A Neurosymbolic Agent System for Compositional Visual Reasoning
This addresses a key bottleneck in multi-modal AI for applications requiring complex visual understanding, though it is an incremental improvement over existing neuro-symbolic methods.
The paper tackles the challenge of compositional visual reasoning in vision-language models by introducing VLAgent, a neuro-symbolic agent system that uses a two-stage reasoning process with error detection and verification, achieving superior performance on six benchmarks compared to state-of-the-art models.

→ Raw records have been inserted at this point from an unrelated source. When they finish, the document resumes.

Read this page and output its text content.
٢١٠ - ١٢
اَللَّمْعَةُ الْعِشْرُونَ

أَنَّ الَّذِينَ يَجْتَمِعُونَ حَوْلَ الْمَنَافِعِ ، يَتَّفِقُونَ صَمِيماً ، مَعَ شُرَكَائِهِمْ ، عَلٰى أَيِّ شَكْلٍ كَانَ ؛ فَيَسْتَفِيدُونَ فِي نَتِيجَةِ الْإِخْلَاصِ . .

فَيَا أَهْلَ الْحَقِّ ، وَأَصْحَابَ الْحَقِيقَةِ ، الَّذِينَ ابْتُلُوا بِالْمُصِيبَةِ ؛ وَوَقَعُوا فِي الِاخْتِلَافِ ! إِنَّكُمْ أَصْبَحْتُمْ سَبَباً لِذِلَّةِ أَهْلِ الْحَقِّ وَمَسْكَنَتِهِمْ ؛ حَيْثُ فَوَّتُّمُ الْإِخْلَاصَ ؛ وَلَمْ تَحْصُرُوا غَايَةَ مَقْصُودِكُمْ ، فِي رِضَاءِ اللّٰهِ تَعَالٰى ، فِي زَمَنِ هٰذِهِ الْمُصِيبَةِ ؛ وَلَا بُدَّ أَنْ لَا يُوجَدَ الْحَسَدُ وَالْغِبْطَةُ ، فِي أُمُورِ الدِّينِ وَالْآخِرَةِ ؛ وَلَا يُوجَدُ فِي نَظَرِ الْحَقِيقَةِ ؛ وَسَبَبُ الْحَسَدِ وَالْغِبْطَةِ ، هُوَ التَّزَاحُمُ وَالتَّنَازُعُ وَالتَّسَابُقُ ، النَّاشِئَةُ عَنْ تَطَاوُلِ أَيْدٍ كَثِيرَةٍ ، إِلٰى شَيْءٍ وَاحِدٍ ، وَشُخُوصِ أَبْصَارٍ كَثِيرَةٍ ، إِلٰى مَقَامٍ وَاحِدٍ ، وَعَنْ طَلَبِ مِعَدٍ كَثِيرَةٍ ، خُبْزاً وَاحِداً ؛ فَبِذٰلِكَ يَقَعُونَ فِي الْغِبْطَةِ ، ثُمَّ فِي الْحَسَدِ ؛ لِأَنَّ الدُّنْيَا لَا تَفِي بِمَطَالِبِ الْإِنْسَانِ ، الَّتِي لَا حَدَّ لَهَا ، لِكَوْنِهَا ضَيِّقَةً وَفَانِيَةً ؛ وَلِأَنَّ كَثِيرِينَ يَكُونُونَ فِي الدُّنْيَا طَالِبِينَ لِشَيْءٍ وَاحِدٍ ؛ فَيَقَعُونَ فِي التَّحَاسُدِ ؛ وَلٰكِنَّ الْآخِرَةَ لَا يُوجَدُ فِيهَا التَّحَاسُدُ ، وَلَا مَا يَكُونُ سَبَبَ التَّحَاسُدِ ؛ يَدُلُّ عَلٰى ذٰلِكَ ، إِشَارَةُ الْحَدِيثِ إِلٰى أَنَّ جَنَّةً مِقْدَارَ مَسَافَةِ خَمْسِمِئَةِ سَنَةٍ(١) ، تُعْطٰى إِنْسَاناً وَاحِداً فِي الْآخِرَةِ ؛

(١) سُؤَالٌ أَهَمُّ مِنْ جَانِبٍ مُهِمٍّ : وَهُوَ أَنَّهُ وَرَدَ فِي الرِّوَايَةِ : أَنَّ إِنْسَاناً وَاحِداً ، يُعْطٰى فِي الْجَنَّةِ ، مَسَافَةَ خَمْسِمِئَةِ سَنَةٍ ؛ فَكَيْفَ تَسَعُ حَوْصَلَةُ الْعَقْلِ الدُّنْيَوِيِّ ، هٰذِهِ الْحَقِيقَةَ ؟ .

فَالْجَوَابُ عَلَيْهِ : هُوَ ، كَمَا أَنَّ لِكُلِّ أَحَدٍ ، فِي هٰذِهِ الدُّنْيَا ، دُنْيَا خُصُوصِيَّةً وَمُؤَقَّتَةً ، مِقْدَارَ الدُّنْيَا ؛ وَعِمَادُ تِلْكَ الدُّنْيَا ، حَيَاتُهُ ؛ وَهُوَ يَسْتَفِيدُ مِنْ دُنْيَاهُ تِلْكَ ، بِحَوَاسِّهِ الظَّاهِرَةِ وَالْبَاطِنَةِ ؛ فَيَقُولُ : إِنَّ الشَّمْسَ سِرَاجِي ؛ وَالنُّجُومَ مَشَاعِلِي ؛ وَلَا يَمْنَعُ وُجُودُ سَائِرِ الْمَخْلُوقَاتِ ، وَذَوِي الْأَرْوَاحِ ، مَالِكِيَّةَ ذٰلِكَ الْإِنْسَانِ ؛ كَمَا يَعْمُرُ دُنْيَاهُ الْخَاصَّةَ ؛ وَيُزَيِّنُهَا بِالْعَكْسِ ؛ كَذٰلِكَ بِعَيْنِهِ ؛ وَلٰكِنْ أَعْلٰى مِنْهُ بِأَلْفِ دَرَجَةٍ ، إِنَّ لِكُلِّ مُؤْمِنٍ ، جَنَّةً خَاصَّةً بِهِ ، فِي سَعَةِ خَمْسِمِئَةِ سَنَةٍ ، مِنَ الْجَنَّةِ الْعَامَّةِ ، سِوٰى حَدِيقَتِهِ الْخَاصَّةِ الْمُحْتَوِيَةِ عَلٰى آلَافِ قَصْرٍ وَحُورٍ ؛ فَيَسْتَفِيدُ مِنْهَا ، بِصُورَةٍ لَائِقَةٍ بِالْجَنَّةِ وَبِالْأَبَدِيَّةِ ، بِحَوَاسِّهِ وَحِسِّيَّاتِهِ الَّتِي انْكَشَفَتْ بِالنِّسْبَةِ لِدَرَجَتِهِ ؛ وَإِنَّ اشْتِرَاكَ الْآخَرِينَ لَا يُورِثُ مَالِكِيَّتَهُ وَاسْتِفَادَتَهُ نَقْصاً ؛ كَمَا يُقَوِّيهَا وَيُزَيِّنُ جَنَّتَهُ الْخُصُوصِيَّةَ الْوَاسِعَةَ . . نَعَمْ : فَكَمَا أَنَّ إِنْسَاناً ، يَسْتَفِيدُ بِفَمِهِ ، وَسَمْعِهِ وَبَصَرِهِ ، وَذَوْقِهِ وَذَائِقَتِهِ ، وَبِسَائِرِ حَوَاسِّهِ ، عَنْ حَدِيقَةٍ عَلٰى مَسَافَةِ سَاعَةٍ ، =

The advancement in large language models (LLMs) and large vision models has fueled the rapid progress in multi-modal vision-language reasoning capabilities. However, existing vision-language models (VLMs) remain challenged by compositional visual reasoning. This paper presents VLAgent, a neuro-symbolic approach to developing a Vision-Language Agent system for efficient compositional visual reasoning with three novel features. First, VLAgent develops an interpretable visualization-enhanced two-stage neuro-symbolic reasoning system. The first stage is managed by a front-end engine that generates a structured visual reasoning plan (symbolic program script) for each compositional visual reasoning task by utilizing a pre-trained LLM powered with few-shot chain-of-thought in-context learning. The second stage is managed by a high-performance back-end engine. It transforms the planning script into executable code based on visual input (image or video) and the combination of neural models and symbolic functions and then performs a sequence of actions for the compositional visual reason task. Second, to ensure and enhance the quality of mapping the logic plan to a sequence of executable instructions, VLAgent introduces the SS-parser, which examines the syntax and semantic correctness of the planning script, detects and repairs the logic errors found in the LLM-generated logic plan before generating the executable program. Third, VLAgent introduces the execution verifier in critical reasoning steps to validate and refine its compositional reasoning results in a stepwise manner, for example, ensemble methods for critical visual reasoning and caption analysis for low-confidence compositional reasoning. Extensive experiments on six visual benchmarks compared to a dozen SoTA visual reasoning models show that VLAgent outperforms existing representative approaches to compositional visual reasoning.